Economic crisis and Target Groups

A continuity against certain Target Groups, namely Jews, Albanians and Pakistani, is detected in the longitudinal event analysis. The prevailing of the TG “Albanians” in the VA collections too, can be used as an indication that current xenophobic manifestations are not crisis-driven, but rooted in pre-existing stereotypes and perceptions. Nevertheless, Germans have emerged as a new target, associated with the blame attribution patterns of the Greek crisis. This association is witnessed by the violent incidents against German politicians and diplomats, but also by a qualitative analysis of verbal aggressive messages

prejudices and stereotypes about the "other"

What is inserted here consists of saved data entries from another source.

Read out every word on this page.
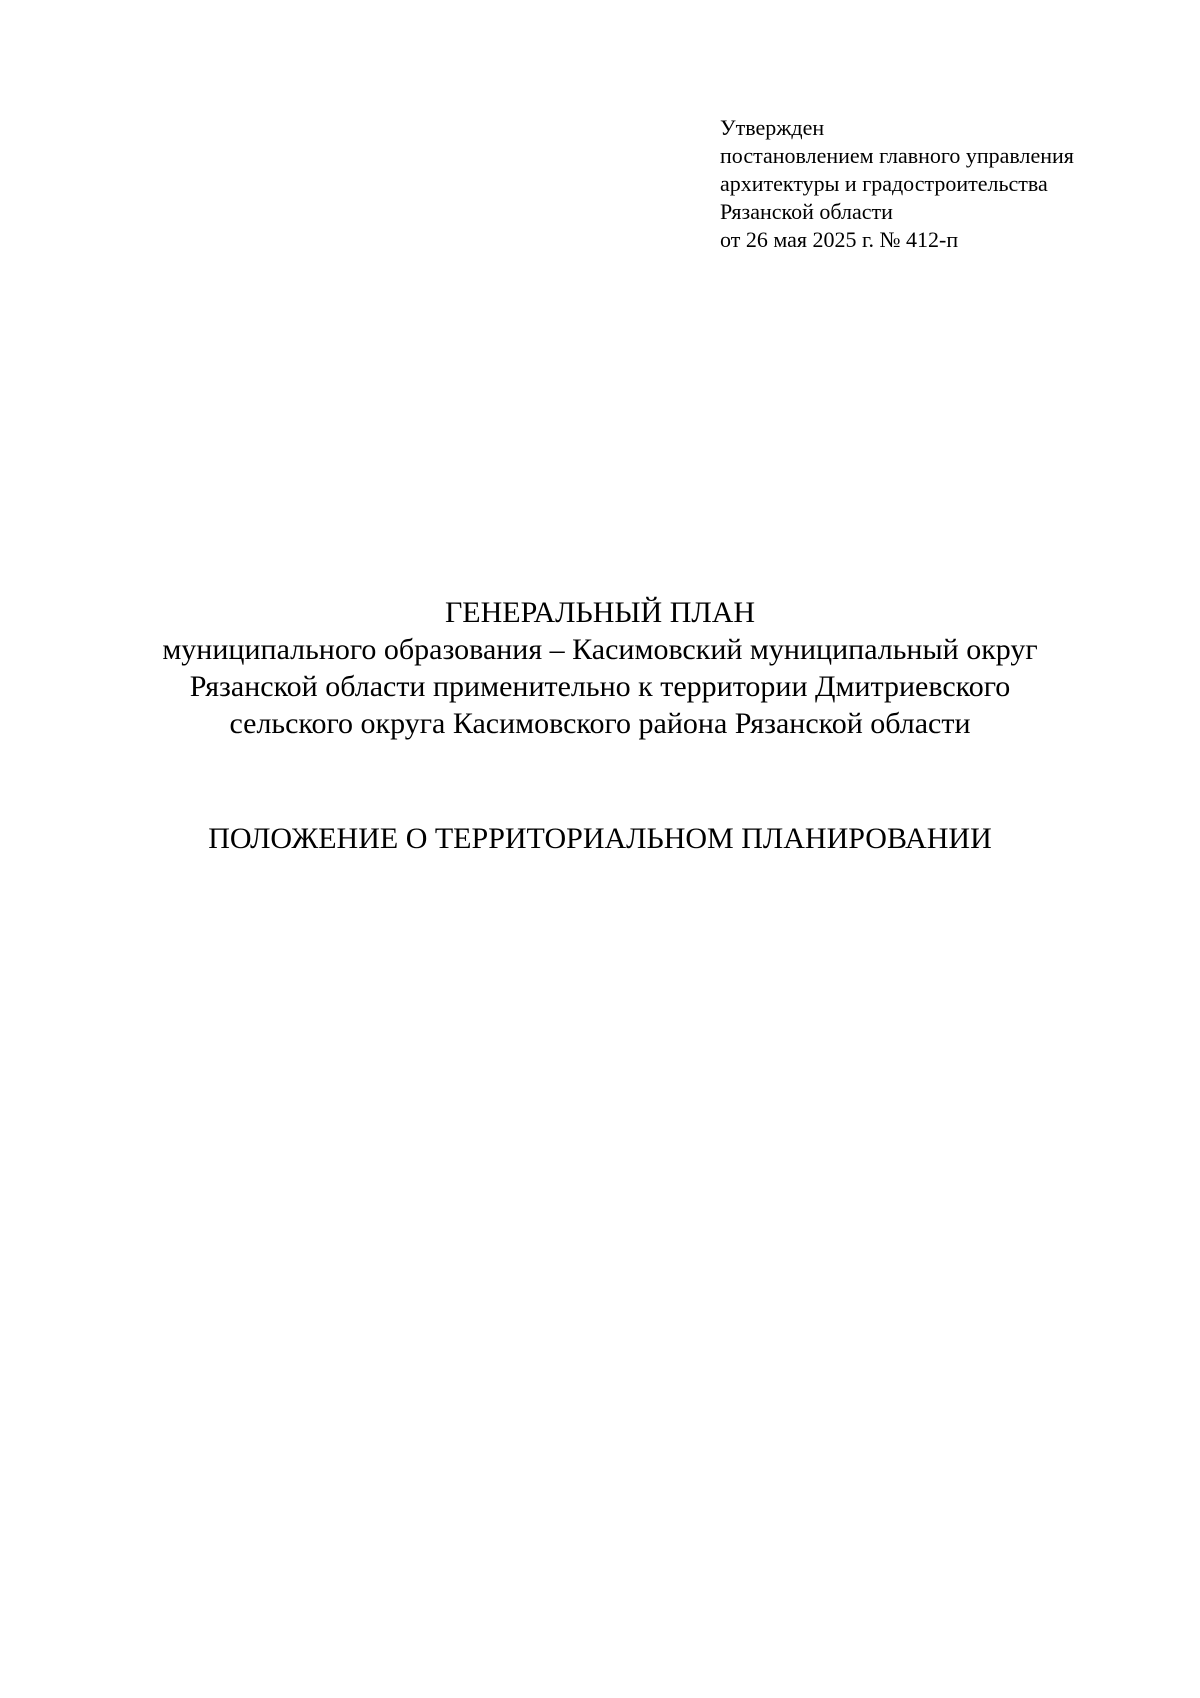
Утвержден
постановлением главного управления
архитектуры и градостроительства
Рязанской области
от 26 мая 2025 г. № 412-п
ГЕНЕРАЛЬНЫЙ ПЛАН
муниципального образования – Касимовский муниципальный округ
Рязанской области применительно к территории Дмитриевского
сельского округа Касимовского района Рязанской области
ПОЛОЖЕНИЕ О ТЕРРИТОРИАЛЬНОМ ПЛАНИРОВАНИИ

The qualitative analysis of the content of the verbal attacks expressed in Twitter confirms the existence of stereotypes and prejudices that are deeply rooted in Greek society. For example, the dominant stereotypes in the construction of the image of Albanians are associated with “crime” and “cultural inferiority” indicating a continuity of the so-called stereotype of the Balkanian criminal. In the case of Jews, the verbal attacks entail a perception of a particular enmity towards the Greek nation and blame attribution patterns of the Greek crisis. Common themes in this group are the identification with the negative aspects of the banking system and global capitalism, as well as the frequent appeal to conspiracy theory elements. These observations coincide with surveys that establish a correlation between conspiratorial thinking and ethnocentricism, and elaborate an interpretation of Greek anti-Semitism building on aspects of national identity and by employing the concept of victimhood.